ГЛАВА ДВАДЦАТЬ ПЯТАЯ
ПОСЛЕДНИЙ ПАРАД
Семнадцатого мая 1938 года исполнялось сорокалетие творческой деятельности Лазаренко. Сам актер расценивал юбилей в одном из писем как «отчет в моем лице всего цирка». Началась подготовка к юбилейным торжествам, которая усложнялась тем, что в это время артист гастролировал по городам Дальнего Востока. Его выступлений, широко рекламируемых, ожидали там, и он не хотел нарушать данного слова. А несколько позднее, в первых числах августа, когда начались события на озере Хасан, он вместе с сыном и партнером-шпрехшталмейстером А. А. Ивановым выехал обслуживать воинов-пограничников.
Лишь в конце года возглавляемая им группа смогла вернуться в Москву. Чувствовал себя мастер прескверно. Больной и усталый, он сильно сдал и внешне. Через все его письма и телеграммы этого времени проходит сквозным мотивом: выбился из сил. «Я очень редко стал писать письма, это объясняется тем, что я за свою жизнь очень устал» *.

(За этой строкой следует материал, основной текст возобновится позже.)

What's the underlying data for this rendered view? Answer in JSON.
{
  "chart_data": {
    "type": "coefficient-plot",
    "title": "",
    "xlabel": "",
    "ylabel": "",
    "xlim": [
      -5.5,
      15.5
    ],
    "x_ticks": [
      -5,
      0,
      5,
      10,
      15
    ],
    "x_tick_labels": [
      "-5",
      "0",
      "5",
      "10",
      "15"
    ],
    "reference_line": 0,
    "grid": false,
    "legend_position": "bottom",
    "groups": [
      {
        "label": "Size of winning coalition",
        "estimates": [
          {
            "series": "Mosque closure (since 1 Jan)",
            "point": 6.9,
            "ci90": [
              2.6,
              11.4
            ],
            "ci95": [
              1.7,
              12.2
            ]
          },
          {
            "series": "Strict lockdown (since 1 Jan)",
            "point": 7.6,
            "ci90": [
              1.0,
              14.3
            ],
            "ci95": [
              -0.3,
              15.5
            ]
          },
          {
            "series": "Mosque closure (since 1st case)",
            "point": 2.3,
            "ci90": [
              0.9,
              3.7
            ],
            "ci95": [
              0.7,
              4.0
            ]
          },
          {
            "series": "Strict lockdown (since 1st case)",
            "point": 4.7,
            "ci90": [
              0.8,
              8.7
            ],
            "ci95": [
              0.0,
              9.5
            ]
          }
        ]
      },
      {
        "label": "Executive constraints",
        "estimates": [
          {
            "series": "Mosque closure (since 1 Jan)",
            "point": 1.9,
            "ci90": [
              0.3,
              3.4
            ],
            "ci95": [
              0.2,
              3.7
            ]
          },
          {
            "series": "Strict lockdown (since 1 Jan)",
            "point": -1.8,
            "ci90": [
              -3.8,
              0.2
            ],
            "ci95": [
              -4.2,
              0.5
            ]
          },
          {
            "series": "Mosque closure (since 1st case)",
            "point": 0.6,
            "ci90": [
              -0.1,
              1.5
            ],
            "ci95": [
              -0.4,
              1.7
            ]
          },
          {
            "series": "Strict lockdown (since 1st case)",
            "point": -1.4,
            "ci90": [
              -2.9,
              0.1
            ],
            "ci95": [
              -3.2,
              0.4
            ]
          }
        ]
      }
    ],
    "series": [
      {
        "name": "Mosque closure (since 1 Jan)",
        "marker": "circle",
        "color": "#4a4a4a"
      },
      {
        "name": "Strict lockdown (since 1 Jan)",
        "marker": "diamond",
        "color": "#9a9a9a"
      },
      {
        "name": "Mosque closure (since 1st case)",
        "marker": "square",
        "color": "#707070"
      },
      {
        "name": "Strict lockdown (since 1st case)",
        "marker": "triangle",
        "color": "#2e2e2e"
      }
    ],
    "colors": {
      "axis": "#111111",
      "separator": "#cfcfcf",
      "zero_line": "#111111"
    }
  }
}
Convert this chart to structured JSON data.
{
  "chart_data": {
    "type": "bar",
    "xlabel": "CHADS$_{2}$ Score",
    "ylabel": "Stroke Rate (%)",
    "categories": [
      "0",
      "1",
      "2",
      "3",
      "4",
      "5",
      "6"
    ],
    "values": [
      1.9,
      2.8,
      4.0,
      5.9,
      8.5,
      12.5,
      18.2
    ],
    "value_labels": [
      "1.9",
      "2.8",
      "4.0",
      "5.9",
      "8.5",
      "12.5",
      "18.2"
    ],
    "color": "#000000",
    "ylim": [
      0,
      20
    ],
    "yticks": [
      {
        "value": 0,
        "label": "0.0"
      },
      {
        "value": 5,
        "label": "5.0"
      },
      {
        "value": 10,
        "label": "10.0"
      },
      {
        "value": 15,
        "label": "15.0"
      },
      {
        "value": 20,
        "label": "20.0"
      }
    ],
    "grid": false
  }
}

В письме Е. М. Кузнецову, ожидавшему статью, объясняет задержку отчаянным утомлением. «Вы же знаете, за всю свою жизнь я никогда не отдыхал...»*. В другом письме ему же: «За все годы я имел только один отпуск». Из телеграммы в главк: «Систематически лишаете выходных...» Еще одно свидетельство — неопубликованные воспоминания художника Б. А. Зеленского, близкого к семье Лазаренко. Виталию Ефимовичу нравились работы молодого графика, он поручал ему делать плакаты для своих выступлений и привлек для иллюстрации будущей книги.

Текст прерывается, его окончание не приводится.